Una sesión termina y vuelves a tu semana.
A veces ocurre algo dos días después y piensas: esto lo tengo que contar en la próxima sesión. Cuando llega el momento, han pasado otras veinte cosas y cuesta reconstruirlo.
También puedes salir con una idea clara y querer probar algo. Luego entra en juego la vida normal y aquella idea se pierde entre el trabajo, las prisas y todo lo demás. Mi espacio nace para cuidar ese tramo entre una sesión y la siguiente.
Qué es exactamente Mi espacio
Es un área privada para los pacientes de Psístole. Se abre desde el móvil y se puede añadir a la pantalla de inicio como una aplicación.
Al entrar aparecen la próxima cita, las tareas, los mensajes y una propuesta sencilla: escribir, revisar algo que acordamos o registrar cómo ha ido el día.
No es un terapeuta virtual ni una biblioteca que haya que recorrer completa. Sirve para ordenar algunas partes del proceso y no depender solo de lo que recordemos en la siguiente sesión.
Escribir cuando todavía recuerdas lo que ha pasado
En el diario puedes puntuar tu estado de ánimo o saltarte esa parte y escribir directamente.
Hay una página en blanco, un formato guiado para cuando cuesta empezar y otro para recoger lo que te llevas de una sesión: qué ha sido importante, qué quieres probar o qué tema quieres retomar.
Cada entrada puede quedarse solo para ti o compartirse conmigo. Lo eliges en cada registro, no una vez para siempre.
Así puedes escribir sin sentir que todo va a convertirse automáticamente en material de consulta.
Las tareas no quedan en una nota suelta
En algunos procesos acordamos probar algo entre sesiones. Puede ser observar cuándo aparece un pensamiento, introducir un cambio pequeño, recuperar una actividad o practicar una habilidad concreta.
Cuando hay una tarea, aparece con las instrucciones que hemos hablado y con un espacio para ir dejando respuestas. Si ha costado, también se puede marcar para que lo revisemos juntos.
La idea no es aprobar ni suspender. Una tarea que no sale como esperábamos también nos da información útil.
Ver cambios sin convertir la terapia en una nota
Los check-ins permiten observar cómo van el ánimo, la energía, la calma, el autocuidado o la conexión con otras personas.
Con varios registros pueden aparecer patrones: días que suelen ser más difíciles, situaciones que se repiten o cosas que parecen ayudar.
Las gráficas sirven para mirar con algo más de perspectiva. No dicen si lo estás haciendo bien o mal y no sustituyen la conversación clínica.
Recursos para cuando hacen falta
Mi espacio incluye materiales sobre ansiedad, sueño, regulación emocional y pensamientos automáticos. También puedo dejar recursos concretos para una persona o un momento determinado.
Hay cuestionarios como el GAD-7 y el PHQ-9. Sirven como orientación sobre algunos síntomas, no como diagnóstico automático.
El Botiquín de calma reúne una respiración guiada, un ejercicio de anclaje y un apartado personal donde guardar cosas que ayudan cuando el malestar sube.
Mensajes y parte práctica
La mensajería sirve para dejar algo que conviene que sepa o para resolver una cuestión relacionada con el proceso. Respondo en 24-48 horas laborables y no es un canal de urgencias.

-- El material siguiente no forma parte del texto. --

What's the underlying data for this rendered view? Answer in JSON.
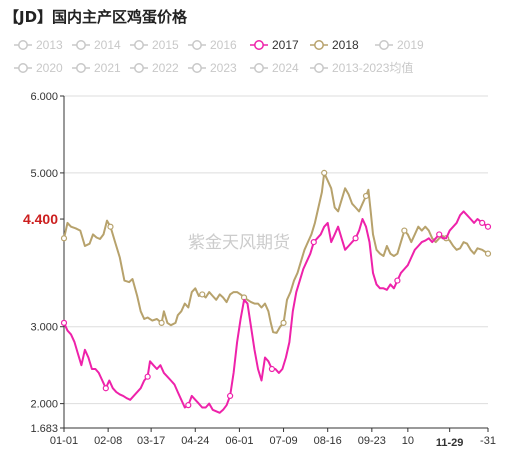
{
  "title": "【JD】国内主产区鸡蛋价格",
  "watermark": "紫金天风期货",
  "colors": {
    "active_2017": "#ee22aa",
    "active_2018": "#b7a26c",
    "inactive": "#c8c8c8",
    "highlight": "#cc1f1f",
    "grid": "#dddddd",
    "axis": "#333333"
  },
  "legend": {
    "items": [
      {
        "label": "2013",
        "color": "#c8c8c8",
        "active": false
      },
      {
        "label": "2014",
        "color": "#c8c8c8",
        "active": false
      },
      {
        "label": "2015",
        "color": "#c8c8c8",
        "active": false
      },
      {
        "label": "2016",
        "color": "#c8c8c8",
        "active": false
      },
      {
        "label": "2017",
        "color": "#ee22aa",
        "active": true
      },
      {
        "label": "2018",
        "color": "#b7a26c",
        "active": true
      },
      {
        "label": "2019",
        "color": "#c8c8c8",
        "active": false
      },
      {
        "label": "2020",
        "color": "#c8c8c8",
        "active": false
      },
      {
        "label": "2021",
        "color": "#c8c8c8",
        "active": false
      },
      {
        "label": "2022",
        "color": "#c8c8c8",
        "active": false
      },
      {
        "label": "2023",
        "color": "#c8c8c8",
        "active": false
      },
      {
        "label": "2024",
        "color": "#c8c8c8",
        "active": false
      },
      {
        "label": "2013-2023均值",
        "color": "#c8c8c8",
        "active": false
      }
    ]
  },
  "chart_data": {
    "type": "line",
    "ylim": [
      1.683,
      6.0
    ],
    "y_ticks": [
      {
        "value": 6.0,
        "label": "6.000"
      },
      {
        "value": 5.0,
        "label": "5.000"
      },
      {
        "value": 3.0,
        "label": "3.000"
      },
      {
        "value": 2.0,
        "label": "2.000"
      },
      {
        "value": 1.683,
        "label": "1.683"
      }
    ],
    "y_highlight": {
      "value": 4.4,
      "label": "4.400"
    },
    "xlim": [
      0,
      365
    ],
    "x_ticks": [
      {
        "day": 0,
        "label": "01-01"
      },
      {
        "day": 38,
        "label": "02-08"
      },
      {
        "day": 75,
        "label": "03-17"
      },
      {
        "day": 113,
        "label": "04-24"
      },
      {
        "day": 151,
        "label": "06-01"
      },
      {
        "day": 189,
        "label": "07-09"
      },
      {
        "day": 227,
        "label": "08-16"
      },
      {
        "day": 265,
        "label": "09-23"
      },
      {
        "day": 296,
        "label": "10"
      },
      {
        "day": 332,
        "label": "11-29",
        "highlight": true
      },
      {
        "day": 365,
        "label": "-31"
      }
    ],
    "series": [
      {
        "name": "2018",
        "color": "#b7a26c",
        "points": [
          [
            0,
            4.15
          ],
          [
            3,
            4.35
          ],
          [
            6,
            4.3
          ],
          [
            10,
            4.28
          ],
          [
            14,
            4.25
          ],
          [
            18,
            4.05
          ],
          [
            22,
            4.08
          ],
          [
            25,
            4.2
          ],
          [
            28,
            4.16
          ],
          [
            31,
            4.14
          ],
          [
            34,
            4.2
          ],
          [
            37,
            4.38
          ],
          [
            40,
            4.3
          ],
          [
            44,
            4.1
          ],
          [
            48,
            3.9
          ],
          [
            52,
            3.6
          ],
          [
            56,
            3.58
          ],
          [
            59,
            3.62
          ],
          [
            63,
            3.4
          ],
          [
            66,
            3.2
          ],
          [
            69,
            3.1
          ],
          [
            72,
            3.12
          ],
          [
            76,
            3.08
          ],
          [
            80,
            3.1
          ],
          [
            84,
            3.05
          ],
          [
            86,
            3.2
          ],
          [
            89,
            3.05
          ],
          [
            92,
            3.02
          ],
          [
            96,
            3.05
          ],
          [
            98,
            3.15
          ],
          [
            101,
            3.2
          ],
          [
            104,
            3.3
          ],
          [
            107,
            3.25
          ],
          [
            110,
            3.45
          ],
          [
            113,
            3.5
          ],
          [
            116,
            3.4
          ],
          [
            119,
            3.42
          ],
          [
            122,
            3.38
          ],
          [
            125,
            3.45
          ],
          [
            128,
            3.4
          ],
          [
            131,
            3.35
          ],
          [
            134,
            3.42
          ],
          [
            137,
            3.38
          ],
          [
            140,
            3.32
          ],
          [
            143,
            3.42
          ],
          [
            146,
            3.45
          ],
          [
            149,
            3.45
          ],
          [
            152,
            3.42
          ],
          [
            155,
            3.38
          ],
          [
            158,
            3.35
          ],
          [
            161,
            3.32
          ],
          [
            164,
            3.3
          ],
          [
            167,
            3.3
          ],
          [
            170,
            3.25
          ],
          [
            173,
            3.3
          ],
          [
            176,
            3.2
          ],
          [
            178,
            3.05
          ],
          [
            180,
            2.93
          ],
          [
            183,
            2.92
          ],
          [
            186,
            3.0
          ],
          [
            189,
            3.05
          ],
          [
            192,
            3.35
          ],
          [
            195,
            3.45
          ],
          [
            198,
            3.6
          ],
          [
            201,
            3.7
          ],
          [
            204,
            3.85
          ],
          [
            207,
            4.0
          ],
          [
            210,
            4.1
          ],
          [
            213,
            4.2
          ],
          [
            216,
            4.35
          ],
          [
            219,
            4.55
          ],
          [
            222,
            4.75
          ],
          [
            224,
            5.0
          ],
          [
            227,
            4.9
          ],
          [
            230,
            4.8
          ],
          [
            233,
            4.55
          ],
          [
            236,
            4.5
          ],
          [
            239,
            4.65
          ],
          [
            242,
            4.8
          ],
          [
            245,
            4.72
          ],
          [
            248,
            4.6
          ],
          [
            251,
            4.55
          ],
          [
            254,
            4.5
          ],
          [
            257,
            4.6
          ],
          [
            260,
            4.7
          ],
          [
            262,
            4.78
          ],
          [
            264,
            4.5
          ],
          [
            266,
            4.2
          ],
          [
            269,
            4.0
          ],
          [
            272,
            3.95
          ],
          [
            275,
            3.92
          ],
          [
            278,
            4.05
          ],
          [
            281,
            3.95
          ],
          [
            284,
            3.92
          ],
          [
            287,
            3.95
          ],
          [
            290,
            4.1
          ],
          [
            293,
            4.25
          ],
          [
            296,
            4.2
          ],
          [
            299,
            4.1
          ],
          [
            302,
            4.2
          ],
          [
            305,
            4.3
          ],
          [
            308,
            4.25
          ],
          [
            311,
            4.3
          ],
          [
            314,
            4.25
          ],
          [
            317,
            4.15
          ],
          [
            320,
            4.1
          ],
          [
            323,
            4.15
          ],
          [
            326,
            4.18
          ],
          [
            329,
            4.15
          ],
          [
            332,
            4.12
          ],
          [
            335,
            4.05
          ],
          [
            338,
            4.0
          ],
          [
            341,
            4.02
          ],
          [
            344,
            4.1
          ],
          [
            347,
            4.08
          ],
          [
            350,
            4.0
          ],
          [
            353,
            3.95
          ],
          [
            356,
            4.02
          ],
          [
            360,
            4.0
          ],
          [
            365,
            3.95
          ]
        ]
      },
      {
        "name": "2017",
        "color": "#ee22aa",
        "points": [
          [
            0,
            3.05
          ],
          [
            3,
            2.95
          ],
          [
            6,
            2.9
          ],
          [
            9,
            2.8
          ],
          [
            12,
            2.65
          ],
          [
            15,
            2.5
          ],
          [
            18,
            2.7
          ],
          [
            21,
            2.6
          ],
          [
            24,
            2.45
          ],
          [
            27,
            2.45
          ],
          [
            30,
            2.4
          ],
          [
            33,
            2.3
          ],
          [
            36,
            2.2
          ],
          [
            39,
            2.3
          ],
          [
            42,
            2.2
          ],
          [
            45,
            2.15
          ],
          [
            48,
            2.12
          ],
          [
            51,
            2.1
          ],
          [
            54,
            2.07
          ],
          [
            57,
            2.05
          ],
          [
            60,
            2.1
          ],
          [
            63,
            2.15
          ],
          [
            66,
            2.2
          ],
          [
            69,
            2.3
          ],
          [
            72,
            2.35
          ],
          [
            74,
            2.55
          ],
          [
            77,
            2.5
          ],
          [
            80,
            2.45
          ],
          [
            83,
            2.5
          ],
          [
            86,
            2.4
          ],
          [
            89,
            2.35
          ],
          [
            92,
            2.3
          ],
          [
            95,
            2.25
          ],
          [
            98,
            2.15
          ],
          [
            101,
            2.05
          ],
          [
            104,
            1.95
          ],
          [
            107,
            1.98
          ],
          [
            110,
            2.1
          ],
          [
            113,
            2.05
          ],
          [
            116,
            2.0
          ],
          [
            119,
            1.95
          ],
          [
            122,
            1.95
          ],
          [
            125,
            2.0
          ],
          [
            128,
            1.92
          ],
          [
            131,
            1.9
          ],
          [
            134,
            1.88
          ],
          [
            137,
            1.92
          ],
          [
            140,
            1.98
          ],
          [
            143,
            2.1
          ],
          [
            146,
            2.4
          ],
          [
            149,
            2.8
          ],
          [
            152,
            3.1
          ],
          [
            155,
            3.35
          ],
          [
            158,
            3.3
          ],
          [
            161,
            3.0
          ],
          [
            164,
            2.7
          ],
          [
            167,
            2.45
          ],
          [
            170,
            2.3
          ],
          [
            173,
            2.6
          ],
          [
            176,
            2.55
          ],
          [
            179,
            2.45
          ],
          [
            182,
            2.45
          ],
          [
            185,
            2.4
          ],
          [
            188,
            2.45
          ],
          [
            191,
            2.6
          ],
          [
            194,
            2.8
          ],
          [
            197,
            3.2
          ],
          [
            200,
            3.45
          ],
          [
            203,
            3.6
          ],
          [
            206,
            3.75
          ],
          [
            209,
            3.85
          ],
          [
            212,
            3.95
          ],
          [
            215,
            4.1
          ],
          [
            218,
            4.15
          ],
          [
            221,
            4.2
          ],
          [
            224,
            4.3
          ],
          [
            227,
            4.35
          ],
          [
            230,
            4.1
          ],
          [
            233,
            4.2
          ],
          [
            236,
            4.3
          ],
          [
            239,
            4.15
          ],
          [
            242,
            4.0
          ],
          [
            245,
            4.05
          ],
          [
            248,
            4.1
          ],
          [
            251,
            4.15
          ],
          [
            254,
            4.25
          ],
          [
            257,
            4.4
          ],
          [
            260,
            4.3
          ],
          [
            263,
            4.1
          ],
          [
            266,
            3.7
          ],
          [
            269,
            3.55
          ],
          [
            272,
            3.5
          ],
          [
            275,
            3.5
          ],
          [
            278,
            3.48
          ],
          [
            281,
            3.55
          ],
          [
            284,
            3.5
          ],
          [
            287,
            3.6
          ],
          [
            290,
            3.7
          ],
          [
            293,
            3.75
          ],
          [
            296,
            3.8
          ],
          [
            299,
            3.9
          ],
          [
            302,
            4.0
          ],
          [
            305,
            4.05
          ],
          [
            308,
            4.1
          ],
          [
            311,
            4.12
          ],
          [
            314,
            4.15
          ],
          [
            317,
            4.1
          ],
          [
            320,
            4.15
          ],
          [
            323,
            4.2
          ],
          [
            326,
            4.15
          ],
          [
            329,
            4.15
          ],
          [
            332,
            4.25
          ],
          [
            335,
            4.3
          ],
          [
            338,
            4.35
          ],
          [
            341,
            4.45
          ],
          [
            344,
            4.5
          ],
          [
            347,
            4.45
          ],
          [
            350,
            4.4
          ],
          [
            353,
            4.35
          ],
          [
            356,
            4.4
          ],
          [
            360,
            4.35
          ],
          [
            365,
            4.3
          ]
        ]
      }
    ]
  }
}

Desde el mismo lugar se pueden reservar citas, consultar el enlace de una sesión online, revisar documentos, facturas y consentimientos.
No es la parte central de la terapia, pero evita que todo quede repartido entre correos, enlaces y notas distintas.
No hay que utilizarlo todos los días
Esto me parece importante: Mi espacio no está pensado para que una persona se pase la semana observándose.
Habrá momentos en los que el diario o las tareas resulten útiles. En otros, quizá solo se entre para consultar una cita. Y puede haber semanas en las que no haga falta abrirlo.
La sesión sigue siendo el lugar principal. Mi espacio solo ayuda a que lo que hablamos tenga un poco más de contacto con lo que ocurre después.
Psicoterapia en Oviedo y online
Trabajo como Psicólogo General Sanitario en Psístole Psicología, con consulta presencial en Oviedo y terapia online.
Mi manera de trabajar parte de entender qué está ocurriendo, detectar qué mantiene el problema y buscar cambios que puedan probarse en la vida real. Mi espacio forma parte de esa forma de trabajar.
La sesión termina. El proceso, muchas veces, continúa fuera.